I do recall other ways of getting rid of rubbish: having lived in big apartment blocks, I know the dull sound the contents of a bin make when they rush through the vertical disposal ducts, plummeting down and down to the dark vaults at courtyard level: a procedure that combines an agile exploitation of gravity – the first beneficiaries of which were doubtless the prehistoric lake dwellers – with the system, adopted even earlier by the cavemen, of heaping things up in remote ravines, and one that brings with it the well-known drawbacks of evil-smelling accumulations whenever the shaft gets blocked.
Going further back in time, the San Remo of my childhood springs to mind, and I see the dustbin man with his sack on his back walking up the hairpins of the drive as far as the villa to collect the rubbish from the zinc bin: our genteel lifestyle seemed guaranteed for all eternity by the availability of cheap labour.
Meanwhile, in the endless residential suburbs of individualistic, prosperous, democratic, industrial civilization, thousands of identical little people came out of identical little houses, each complete with little garden and garage, to place thousands of identical bins in line on the pavements: an Anglo-Saxon image that goes back to the dawn of the society of the masses, but which in my memory is associated with my first trip to America, when I was still living in a fluid, floating bachelor anarchy in which household duties were certainly the last thing on my mind, and it was Barolini who spoke to me then of the rule of taking out the “garbage can” every day as being one of the key elements underpinning domestic life in Croton-on-Hudson. (The father of an exemplary American family – the family was American, not him – he had immersed himself in his role late in life and tended to observe himself from outside as he acted his part.)
“The garbagio,” he would say in his Anglo-Veneto, as if to impress his chore firmly in his mind,
“I mustn’t forget to take out the garbagio.” The voice of my dead friend has been coming back to me ever since I became a father myself, and likewise of a foreign family, not in a green suburb of New York but in a densely populated suburb at the gates of Paris (but can it really be Paris?
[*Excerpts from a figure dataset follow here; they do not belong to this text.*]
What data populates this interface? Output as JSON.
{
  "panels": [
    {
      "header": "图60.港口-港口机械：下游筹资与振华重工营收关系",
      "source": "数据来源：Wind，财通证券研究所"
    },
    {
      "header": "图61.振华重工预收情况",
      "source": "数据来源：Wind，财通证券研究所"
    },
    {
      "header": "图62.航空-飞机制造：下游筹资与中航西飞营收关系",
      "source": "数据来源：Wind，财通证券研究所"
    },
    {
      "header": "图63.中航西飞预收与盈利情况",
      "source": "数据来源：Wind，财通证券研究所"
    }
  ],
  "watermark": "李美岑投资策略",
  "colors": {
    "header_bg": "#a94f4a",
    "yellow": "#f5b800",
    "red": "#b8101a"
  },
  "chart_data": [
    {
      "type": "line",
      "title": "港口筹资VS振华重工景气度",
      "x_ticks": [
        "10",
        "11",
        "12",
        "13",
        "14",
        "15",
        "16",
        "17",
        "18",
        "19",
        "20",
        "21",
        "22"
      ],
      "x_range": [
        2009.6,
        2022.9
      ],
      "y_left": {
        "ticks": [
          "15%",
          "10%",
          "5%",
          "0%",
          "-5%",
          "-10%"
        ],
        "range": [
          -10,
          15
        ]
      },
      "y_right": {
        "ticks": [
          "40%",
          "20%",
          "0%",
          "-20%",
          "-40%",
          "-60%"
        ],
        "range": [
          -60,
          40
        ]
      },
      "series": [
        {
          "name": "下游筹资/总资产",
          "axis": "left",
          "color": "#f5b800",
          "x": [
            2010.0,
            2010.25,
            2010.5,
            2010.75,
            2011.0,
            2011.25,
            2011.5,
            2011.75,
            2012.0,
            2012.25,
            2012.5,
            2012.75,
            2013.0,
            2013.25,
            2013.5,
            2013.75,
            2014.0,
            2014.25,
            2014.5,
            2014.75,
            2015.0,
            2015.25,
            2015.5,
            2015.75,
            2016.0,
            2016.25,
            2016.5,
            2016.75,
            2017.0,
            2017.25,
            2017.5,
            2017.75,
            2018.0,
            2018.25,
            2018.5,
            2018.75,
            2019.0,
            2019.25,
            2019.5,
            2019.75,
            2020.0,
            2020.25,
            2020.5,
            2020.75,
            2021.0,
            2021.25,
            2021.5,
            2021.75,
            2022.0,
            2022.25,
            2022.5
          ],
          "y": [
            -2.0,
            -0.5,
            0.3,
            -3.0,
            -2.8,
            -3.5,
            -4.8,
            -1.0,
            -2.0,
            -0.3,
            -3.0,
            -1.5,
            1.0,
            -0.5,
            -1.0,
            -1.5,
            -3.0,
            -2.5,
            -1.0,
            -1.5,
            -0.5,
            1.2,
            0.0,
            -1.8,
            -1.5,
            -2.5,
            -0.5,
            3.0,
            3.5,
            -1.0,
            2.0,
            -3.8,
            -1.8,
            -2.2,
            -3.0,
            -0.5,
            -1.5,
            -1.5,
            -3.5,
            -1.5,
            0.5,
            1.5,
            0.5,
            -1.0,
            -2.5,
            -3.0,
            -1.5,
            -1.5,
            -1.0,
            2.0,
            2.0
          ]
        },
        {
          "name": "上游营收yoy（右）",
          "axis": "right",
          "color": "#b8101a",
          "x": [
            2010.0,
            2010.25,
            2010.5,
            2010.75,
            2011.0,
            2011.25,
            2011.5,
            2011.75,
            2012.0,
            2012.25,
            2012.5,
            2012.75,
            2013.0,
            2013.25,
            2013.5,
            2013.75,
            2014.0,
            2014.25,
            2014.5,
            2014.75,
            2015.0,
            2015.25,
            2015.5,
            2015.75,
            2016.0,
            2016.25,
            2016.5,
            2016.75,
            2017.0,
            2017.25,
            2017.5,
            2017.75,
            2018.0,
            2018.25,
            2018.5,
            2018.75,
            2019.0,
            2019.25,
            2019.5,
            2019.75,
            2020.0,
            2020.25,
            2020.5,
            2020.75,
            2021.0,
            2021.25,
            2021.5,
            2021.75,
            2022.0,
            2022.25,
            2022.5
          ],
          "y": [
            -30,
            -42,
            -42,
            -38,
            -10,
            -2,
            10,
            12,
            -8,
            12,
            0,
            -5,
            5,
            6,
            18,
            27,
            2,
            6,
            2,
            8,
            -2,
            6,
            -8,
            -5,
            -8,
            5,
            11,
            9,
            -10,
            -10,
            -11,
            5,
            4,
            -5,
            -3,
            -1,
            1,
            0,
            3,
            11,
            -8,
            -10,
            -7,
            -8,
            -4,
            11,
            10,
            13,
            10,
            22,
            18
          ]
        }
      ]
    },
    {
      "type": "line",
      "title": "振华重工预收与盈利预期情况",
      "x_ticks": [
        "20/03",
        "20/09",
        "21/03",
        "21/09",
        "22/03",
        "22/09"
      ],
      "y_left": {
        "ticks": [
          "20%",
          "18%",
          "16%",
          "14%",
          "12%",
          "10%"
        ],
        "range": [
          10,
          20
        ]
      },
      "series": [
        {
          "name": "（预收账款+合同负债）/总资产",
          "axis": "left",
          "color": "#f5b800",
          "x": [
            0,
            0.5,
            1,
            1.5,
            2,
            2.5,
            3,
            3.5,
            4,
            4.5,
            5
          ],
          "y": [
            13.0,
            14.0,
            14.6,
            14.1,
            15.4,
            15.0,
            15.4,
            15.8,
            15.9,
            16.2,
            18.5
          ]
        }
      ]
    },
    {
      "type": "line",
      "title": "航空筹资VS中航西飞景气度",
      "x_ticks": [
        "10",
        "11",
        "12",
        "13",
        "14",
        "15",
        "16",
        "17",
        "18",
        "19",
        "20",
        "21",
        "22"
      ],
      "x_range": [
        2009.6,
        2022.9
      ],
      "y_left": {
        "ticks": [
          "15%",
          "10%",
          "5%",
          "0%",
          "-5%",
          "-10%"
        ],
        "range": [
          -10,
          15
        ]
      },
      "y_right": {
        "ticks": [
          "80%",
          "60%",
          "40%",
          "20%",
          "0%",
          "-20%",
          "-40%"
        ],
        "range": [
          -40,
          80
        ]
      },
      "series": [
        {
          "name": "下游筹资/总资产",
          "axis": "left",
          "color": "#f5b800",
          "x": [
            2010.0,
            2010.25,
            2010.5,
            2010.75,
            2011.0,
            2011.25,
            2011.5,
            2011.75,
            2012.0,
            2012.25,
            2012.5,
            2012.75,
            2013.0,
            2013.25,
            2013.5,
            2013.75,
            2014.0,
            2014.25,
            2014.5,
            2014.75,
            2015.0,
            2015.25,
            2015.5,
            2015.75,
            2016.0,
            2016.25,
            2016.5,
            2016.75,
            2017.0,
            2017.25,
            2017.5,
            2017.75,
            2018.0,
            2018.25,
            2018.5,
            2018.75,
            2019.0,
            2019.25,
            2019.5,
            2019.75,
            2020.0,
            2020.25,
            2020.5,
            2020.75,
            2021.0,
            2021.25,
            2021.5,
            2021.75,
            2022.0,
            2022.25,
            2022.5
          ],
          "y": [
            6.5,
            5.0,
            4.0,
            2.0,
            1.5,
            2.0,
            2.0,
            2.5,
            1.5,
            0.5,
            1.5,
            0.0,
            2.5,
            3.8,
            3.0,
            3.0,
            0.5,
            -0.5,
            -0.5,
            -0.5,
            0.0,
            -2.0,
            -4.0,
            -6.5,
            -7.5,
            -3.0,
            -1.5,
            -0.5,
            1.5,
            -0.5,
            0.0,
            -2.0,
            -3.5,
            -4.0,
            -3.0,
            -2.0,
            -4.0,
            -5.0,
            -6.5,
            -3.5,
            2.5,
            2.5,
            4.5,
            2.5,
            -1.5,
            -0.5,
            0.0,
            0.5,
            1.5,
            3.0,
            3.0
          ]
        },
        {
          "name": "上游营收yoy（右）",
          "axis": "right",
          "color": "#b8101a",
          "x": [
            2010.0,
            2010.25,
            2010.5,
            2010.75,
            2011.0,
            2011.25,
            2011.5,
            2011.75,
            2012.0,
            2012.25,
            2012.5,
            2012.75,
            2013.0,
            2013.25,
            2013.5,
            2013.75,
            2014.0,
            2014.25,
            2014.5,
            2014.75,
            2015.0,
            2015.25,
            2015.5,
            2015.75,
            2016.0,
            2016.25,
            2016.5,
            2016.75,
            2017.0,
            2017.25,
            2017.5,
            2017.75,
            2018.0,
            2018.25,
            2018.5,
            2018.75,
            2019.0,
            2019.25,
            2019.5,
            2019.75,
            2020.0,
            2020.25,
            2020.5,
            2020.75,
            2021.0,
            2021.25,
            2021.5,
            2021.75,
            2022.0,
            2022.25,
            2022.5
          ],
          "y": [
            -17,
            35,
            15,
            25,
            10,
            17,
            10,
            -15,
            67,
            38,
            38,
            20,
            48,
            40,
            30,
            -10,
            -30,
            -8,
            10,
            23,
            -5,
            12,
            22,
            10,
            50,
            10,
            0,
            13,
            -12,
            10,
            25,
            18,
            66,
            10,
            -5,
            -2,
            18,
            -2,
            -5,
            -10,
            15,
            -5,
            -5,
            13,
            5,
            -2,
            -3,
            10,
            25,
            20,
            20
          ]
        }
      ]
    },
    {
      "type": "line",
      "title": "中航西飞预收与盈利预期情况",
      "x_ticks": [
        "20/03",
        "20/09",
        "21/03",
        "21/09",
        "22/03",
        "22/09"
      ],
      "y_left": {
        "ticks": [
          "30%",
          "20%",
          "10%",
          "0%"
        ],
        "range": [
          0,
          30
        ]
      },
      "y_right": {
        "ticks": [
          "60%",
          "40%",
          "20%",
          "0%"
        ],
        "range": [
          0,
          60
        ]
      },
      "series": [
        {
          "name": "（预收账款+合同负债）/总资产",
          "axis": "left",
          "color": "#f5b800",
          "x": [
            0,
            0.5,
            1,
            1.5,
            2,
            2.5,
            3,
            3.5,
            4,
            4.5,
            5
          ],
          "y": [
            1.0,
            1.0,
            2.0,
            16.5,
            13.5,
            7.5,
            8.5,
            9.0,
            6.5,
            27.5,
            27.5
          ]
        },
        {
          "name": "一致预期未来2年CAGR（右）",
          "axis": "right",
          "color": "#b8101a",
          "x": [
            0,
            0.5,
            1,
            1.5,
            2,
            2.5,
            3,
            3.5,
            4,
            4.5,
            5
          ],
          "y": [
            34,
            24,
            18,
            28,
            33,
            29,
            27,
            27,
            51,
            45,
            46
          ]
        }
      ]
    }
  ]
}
I look out from a little house more Londonish than Parisian onto a secluded courtyard that people call the Square, more maybe because of the vague sense of disorientation it inspires than because of the green you see condensed in stunted lilacs along the walls) ever since I too started putting out the “garbage can”, or poubelle agréée, in front of the gate.
It was no doubt his obedience to Christian precepts which brought my friend to accept this rule quite happily. And me? I would like to be able to say, with Nietzsche, “I love my destiny,” but I can’t do that until I have explained for myself the reasons that lead me to love it. Carrying out the poubelle agréée is not something I do without thinking, but something that needs to be thought about and that awakens the special satisfaction I get from thinking.